The Origin of Magnetic Fields in Galaxies

TL;DR

This paper proposes that primordial plasma fluctuations, as predicted by the Fluctuation-Dissipation-Theorem, can naturally generate the observed microgauss magnetic fields in galaxies within a billion years.

Contribution

It introduces a model based on primordial plasma fluctuations to explain the origin of galactic magnetic fields, linking fundamental physics to astrophysical observations.

Findings

Predicted magnetic field strength of ~0.034 μG in 0.3 kpc regions.

Fields over >0.34 kpc regions can reach microgauss levels if fluctuations are not random.

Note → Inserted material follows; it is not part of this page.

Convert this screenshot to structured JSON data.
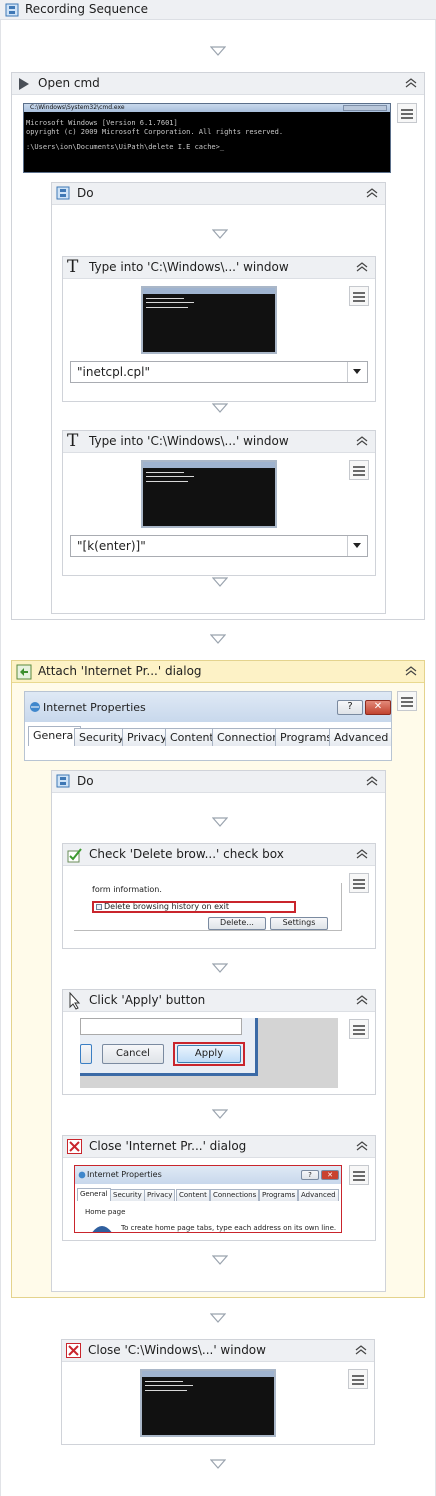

Model explains magnetic field origins within 10^9 years in high-redshift galaxies.

Abstract

Microgauss magnetic fields are observed in all galaxies at low and high redshifts. The origin of these intense magnetic fields is a challenging question in astrophysics. We show here that the natural plasma fluctuations in the primordial universe (assumed to be random), predicted by the Fluctuation-Dissipation-Theorem, predicts $\sim 0.034 \mu G$ fields over $\sim 0.3$ kpc regions in galaxies. If the dipole magnetic fields predicted by the Fluctuation-Dissipation-Theorem are not completely random, microgauss fields over regions $\gtrsim 0.34$ kpc are easily obtained. The model is thus a strong candidate for resolving the problem of the origin of magnetic fields in $\lesssim 10^{9}$ years in high redshift galaxies.